Wednesday, September 24, 2008

Chemo yesterday ...

I received my chemo yesterday afternoon. Thanks to my husband for taking me to and picking me up from the treatment. I brought my portable DVD player ... which I mentioned before ... but I can't emphasis enough how a good movie or two takes your mind away from what is happening to you. I totally zone out and don't even feel the chemo going into me. I look at the other people in the chemo rooms and they look like zombies ... they try and read, they try and sleep, they try and look at magazines. I know everyone is different but for me, the movie is a great distraction.

Long story short, the treatment lasted about 3.5 hours.

I came home and worked on my course ... financial accounting. I felt pretty good. For the next few days I'm on anti-nausea drugs and steroids. The steroids make you hyper while you are on them but they have a withdrawal that is tough. I asked the oncologist if we could cut back on the steroids and she said ... no. Without the steroids, the chemo could have some side effects that could be detrimental to my health.
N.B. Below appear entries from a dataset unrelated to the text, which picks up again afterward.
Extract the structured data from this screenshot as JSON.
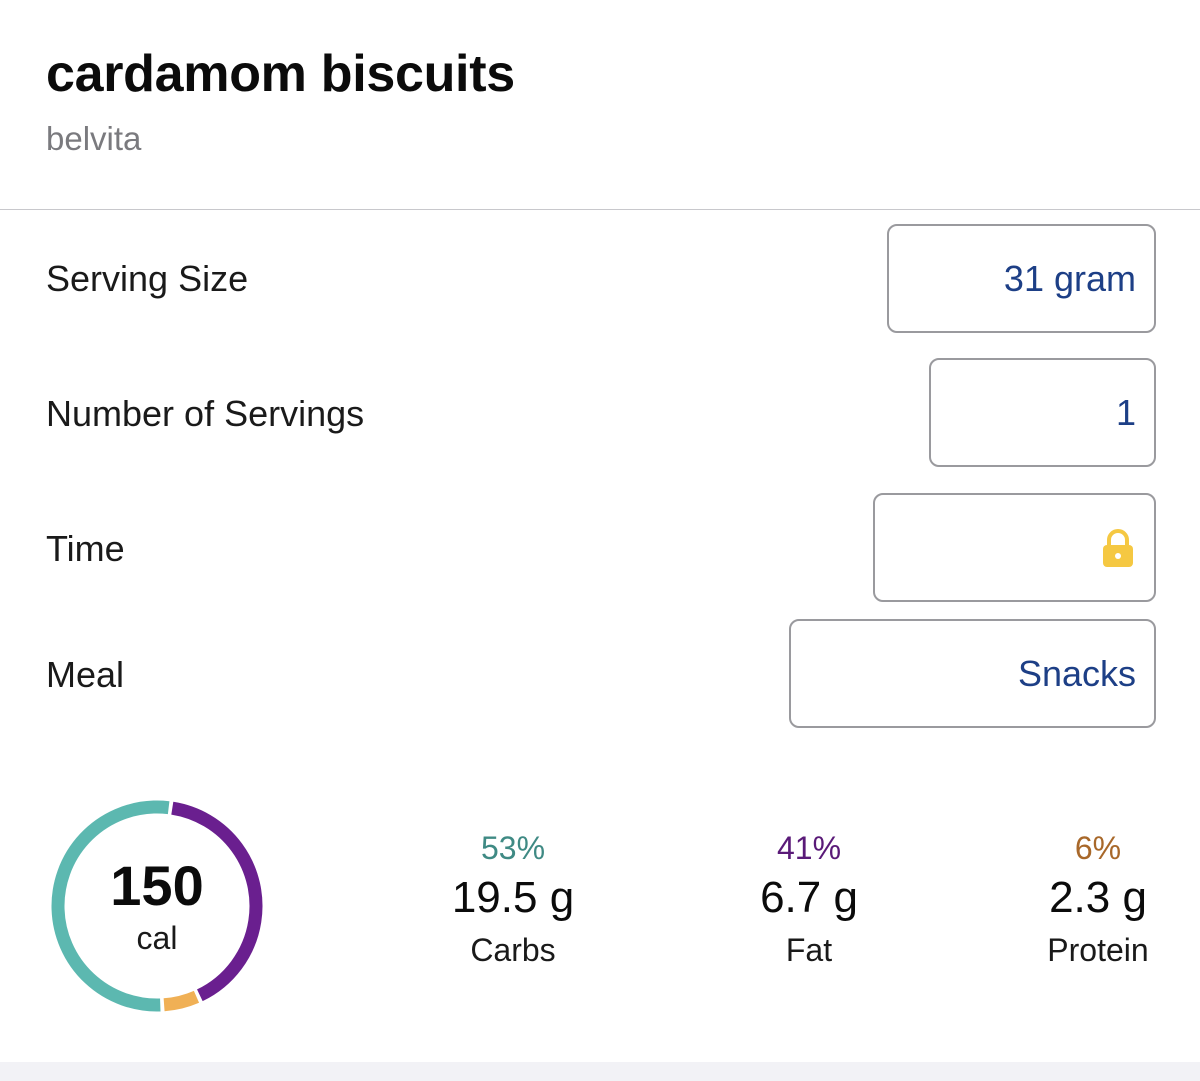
{
  "food": {
    "title": "cardamom biscuits",
    "brand": "belvita"
  },
  "fields": {
    "serving_size": {
      "label": "Serving Size",
      "value": "31 gram"
    },
    "servings": {
      "label": "Number of Servings",
      "value": "1"
    },
    "time": {
      "label": "Time",
      "value": "",
      "icon": "lock-icon",
      "icon_color": "#f5c842"
    },
    "meal": {
      "label": "Meal",
      "value": "Snacks"
    }
  },
  "calories": {
    "value": "150",
    "unit": "cal"
  },
  "macros": {
    "carbs": {
      "percent": "53%",
      "grams": "19.5 g",
      "label": "Carbs",
      "color": "#5cb8b0",
      "pct_color": "#3f8a84"
    },
    "fat": {
      "percent": "41%",
      "grams": "6.7 g",
      "label": "Fat",
      "color": "#6a1f8f",
      "pct_color": "#5a1a78"
    },
    "protein": {
      "percent": "6%",
      "grams": "2.3 g",
      "label": "Protein",
      "color": "#f0b055",
      "pct_color": "#a8682a"
    }
  },
  "colors": {
    "field_value": "#1d3f86",
    "field_border": "#9a9a9e",
    "divider": "#c8c8cc"
  }
}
Today I feel really good. Last month I created a detailed spreadsheet to track my symptoms ... things like, mood, energy level, constipation, insomnia, headaches, muscle and joint aches, plus about 11 other symptoms. I feel this empowers me because I know exactly what to expect and when to expect it. I realize now that there are only 2 terrible days and nights in the 21 day cycle. There are about 3 or 4 more days where I am quite tired. The remainder of the days are pretty good. I don't work right now so I lay down when I need to and make sure I don't get too tired. Usually there are few days that I end up sleeping during the day just to catch up on the fatigue.

One thing I'd like to remind myself and others who read this is that I am writing this when I'm hyped on steroids and one of the side effects is that I feel like I can do anything. For example, at the first cycle, the nurse reminded me that while you are on the steroids, you may feel like you could clean the whole house. She suggested I not do that. I know that I have had the feeling and end up doing more house work than normal. I'm on the steroids for 3 more days.

This afternoon I go to a support group at the Cross Cancer. I enjoy connecting with others going through what I am going through.

1 comment:

Unknown said...

Hi Daria! I found your blog and have appreciated reading it. You write with clarity - and with courage and hope.